- Folha de S. Paulo
O Brasil é um país desigual, injusto e de renda média baixa. A nossa tendência é sempre achar que a culpa é do outro: as multinacionais, ou, simplesmente, o capital.
Não há, no entanto, nenhuma evidência de que o Brasil tenha sido explorado por esses agentes. Os juros da dívida externa e a remuneração do investimento estrangeiro são equivalentes aos que ocorrem nos demais países.
Os bancos seriam outro candidato. No entanto, aproximadamente metade do sistema bancário brasileiro é público. Além disso, o Imposto de Renda sobre os seus lucros, incluindo a Contribuição Social sobre o Lucro Líquido, é de 50%.

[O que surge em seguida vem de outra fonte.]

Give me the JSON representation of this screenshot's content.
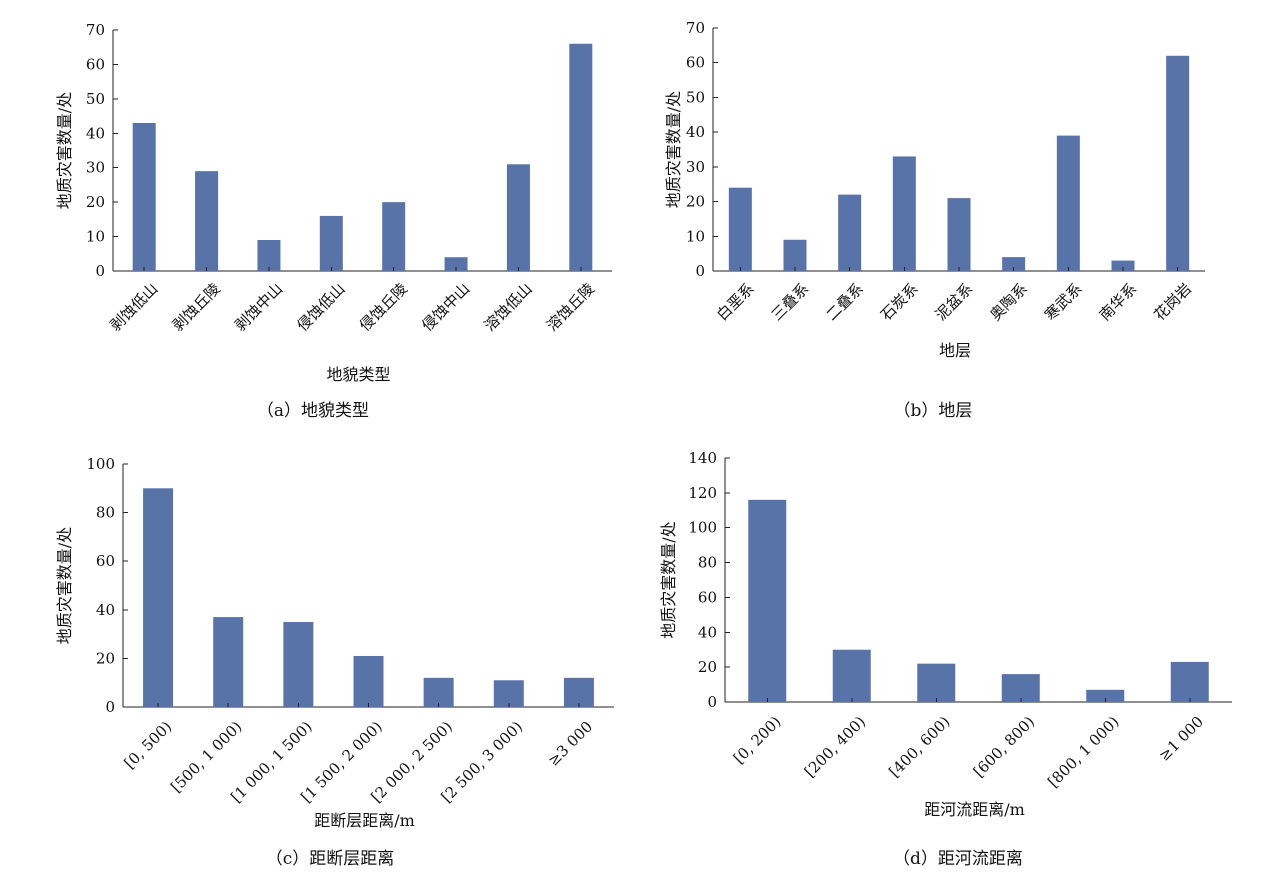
{
  "chart_data": [
    {
      "id": "a",
      "type": "bar",
      "caption": "（a）地貌类型",
      "xlabel": "地貌类型",
      "ylabel": "地质灾害数量/处",
      "ylim": [
        0,
        70
      ],
      "yticks": [
        0,
        10,
        20,
        30,
        40,
        50,
        60,
        70
      ],
      "categories": [
        "剥蚀低山",
        "剥蚀丘陵",
        "剥蚀中山",
        "侵蚀低山",
        "侵蚀丘陵",
        "侵蚀中山",
        "溶蚀低山",
        "溶蚀丘陵"
      ],
      "values": [
        43,
        29,
        9,
        16,
        20,
        4,
        31,
        66
      ],
      "bar_color": "#5873a8"
    },
    {
      "id": "b",
      "type": "bar",
      "caption": "（b）地层",
      "xlabel": "地层",
      "ylabel": "地质灾害数量/处",
      "ylim": [
        0,
        70
      ],
      "yticks": [
        0,
        10,
        20,
        30,
        40,
        50,
        60,
        70
      ],
      "categories": [
        "白垩系",
        "三叠系",
        "二叠系",
        "石炭系",
        "泥盆系",
        "奥陶系",
        "寒武系",
        "南华系",
        "花岗岩"
      ],
      "values": [
        24,
        9,
        22,
        33,
        21,
        4,
        39,
        3,
        62
      ],
      "bar_color": "#5873a8"
    },
    {
      "id": "c",
      "type": "bar",
      "caption": "（c）距断层距离",
      "xlabel": "距断层距离/m",
      "ylabel": "地质灾害数量/处",
      "ylim": [
        0,
        100
      ],
      "yticks": [
        0,
        20,
        40,
        60,
        80,
        100
      ],
      "categories": [
        "[0, 500)",
        "[500, 1 000)",
        "[1 000, 1 500)",
        "[1 500, 2 000)",
        "[2 000, 2 500)",
        "[2 500, 3 000)",
        "≥3 000"
      ],
      "values": [
        90,
        37,
        35,
        21,
        12,
        11,
        12
      ],
      "bar_color": "#5873a8"
    },
    {
      "id": "d",
      "type": "bar",
      "caption": "（d）距河流距离",
      "xlabel": "距河流距离/m",
      "ylabel": "地质灾害数量/处",
      "ylim": [
        0,
        140
      ],
      "yticks": [
        0,
        20,
        40,
        60,
        80,
        100,
        120,
        140
      ],
      "categories": [
        "[0, 200)",
        "[200, 400)",
        "[400, 600)",
        "[600, 800)",
        "[800, 1 000)",
        "≥1 000"
      ],
      "values": [
        116,
        30,
        22,
        16,
        7,
        23
      ],
      "bar_color": "#5873a8"
    }
  ]
}
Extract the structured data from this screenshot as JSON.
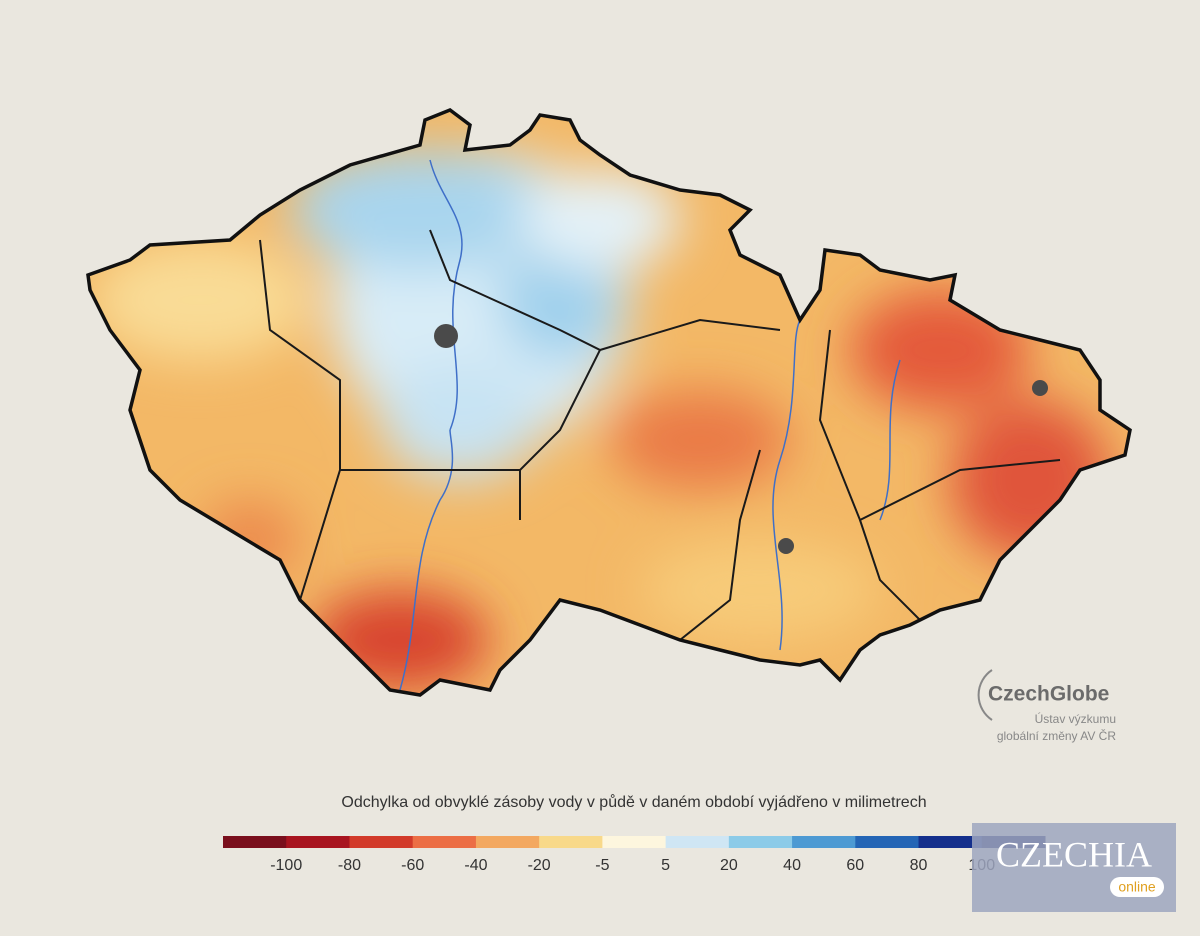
{
  "legend": {
    "title": "Odchylka od obvyklé zásoby vody v půdě v daném období vyjádřeno v milimetrech",
    "ticks": [
      -100,
      -80,
      -60,
      -40,
      -20,
      -5,
      5,
      20,
      40,
      60,
      80,
      100
    ],
    "colors": [
      "#7a0f1c",
      "#a8141f",
      "#d23a2a",
      "#ec6e45",
      "#f3a860",
      "#f8d98a",
      "#fdf6de",
      "#cfe6f4",
      "#8ccbe8",
      "#4d9ad3",
      "#2465b5",
      "#142f8c",
      "#0a1a5c"
    ]
  },
  "logo": {
    "name": "CzechGlobe",
    "line1": "Ústav výzkumu",
    "line2": "globální změny AV ČR"
  },
  "watermark": {
    "name": "CZECHIA",
    "tag": "online"
  }
}
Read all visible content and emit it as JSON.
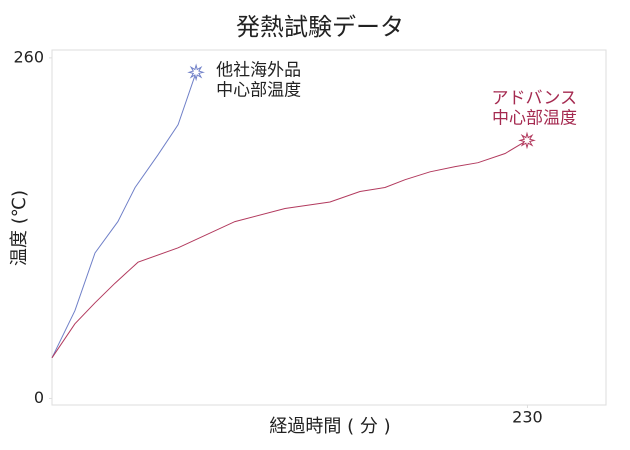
{
  "chart_data": {
    "type": "line",
    "title": "発熱試験データ",
    "x_label": "経過時間 ( 分 )",
    "y_label": "温度 (℃)",
    "xlim": [
      0,
      268
    ],
    "xticks": [
      230
    ],
    "ylim": [
      -5,
      266
    ],
    "yticks": [
      0,
      260
    ],
    "series": [
      {
        "name": [
          "他社海外品",
          "中心部温度"
        ],
        "color": "#7080c8",
        "label_color": "#222222",
        "x": [
          0,
          11.1,
          20.8,
          31.9,
          40.2,
          51.3,
          61,
          69.7
        ],
        "values": [
          31,
          67,
          111,
          135,
          161,
          186,
          209,
          249
        ]
      },
      {
        "name": [
          "アドバンス",
          "中心部温度"
        ],
        "color": "#b23a5e",
        "label_color": "#a52a50",
        "x": [
          0,
          11.1,
          20.8,
          30.5,
          41.6,
          61,
          88.5,
          112.7,
          134.5,
          149,
          161.1,
          170.8,
          182.9,
          195,
          206.1,
          219.2,
          229.8
        ],
        "values": [
          31,
          57,
          73,
          88,
          104,
          115,
          135,
          145,
          150,
          158,
          161,
          167,
          173,
          177,
          180,
          187,
          197
        ]
      }
    ]
  }
}
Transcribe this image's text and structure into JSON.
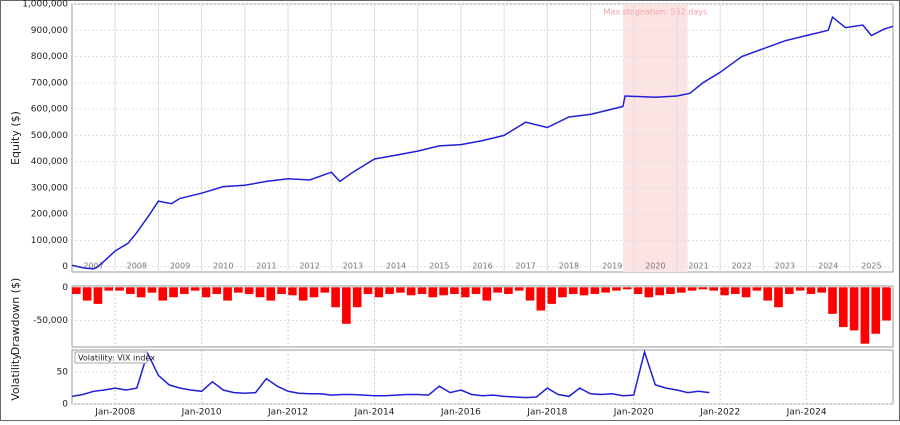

Finalmente, se a sua rentabilidade fosse tão elevada com se pensa, diversos bancos estrangeiros, como o HSBC, no ano passado, e o Citibank, agora, não estariam deixando o país.
O Brasil possui uma elevada carga tributária em comparação com países em semelhante estágio de desenvolvimento, que prejudica o crescimento econômico. No entanto, a nossa oferta de serviços públicos decepciona, incluindo a capacidade de construir a infraestrutura física: portos, estradas, metrôs na grande cidade e saneamento básico.
Como argumentei há duas semanas na coluna "Aquarius", várias distorções fazem com que parcela significativa dos impostos seja utilizada para transferir recursos a indivíduos que pertencem muitas vezes à elite da distribuição de renda. O caso mais claro é o gasto previdenciário, que atinge 13% do PIB (Produto Interno Bruto) ante gasto de 5 ou 6% em países com a mesma pirâmide demográfica.
Há inúmeras distorções: os créditos subsidiados do BNDES; universidade pública gratuita; os regimes tributários especiais, lucro presumido e simples; as aposentadorias especiais no serviço público; aposentadorias aos 50 anos; baixas alíquotas do imposto sobre herança; acúmulo de pensão por morte com a própria aposentadoria etc.
O resultado dessas distorções é a baixa capacidade de poupança do setor público, fato que está na raiz dos elevados juros reais necessários para segurar a pressão inflacionária, e, portanto, no elevado custo de rolagem da dívida pública. Este, portanto, é consequência, e não causa, para desespero daqueles que desejam achar um responsável externo pelos nossos males.
Em muitos casos cada uma das distorções se justifica. Encerram benefícios obtidos na forma da lei, que, muitas vezes, requerem elevado sacrifício individual. Porém, os sacrifícios individuais não invalidam que esses programas foram subsidiados com expressivos recursos da sociedade, em muitos casos para grupos entre os 5% mais ricos.
A justificativa caso a caso dos direitos e benefícios individuais não garante que o resultado agregado seja sustentável e socialmente justo. Ignorar as restrições econômicas e não priorizar com mais ênfase a justiça social são os pecados de nossas escolhas coletivas.
No final das contas, escreveu meu amigo Marcos Lisboa há 15 anos, como no caso de Édipo, descobrimos que os responsáveis pela nossa miséria somos nós mesmos, os 5% mais ricos que se consideram classe média e objeto de inúmeras das distorções. Clara, a heroína de "Aquarius", é a nossa versão de Édipo.
Nos próximos anos a sociedade terá de fazer um acerto de conta consigo mesma. Se não formos bem-sucedidos, retornaremos aos anos 80.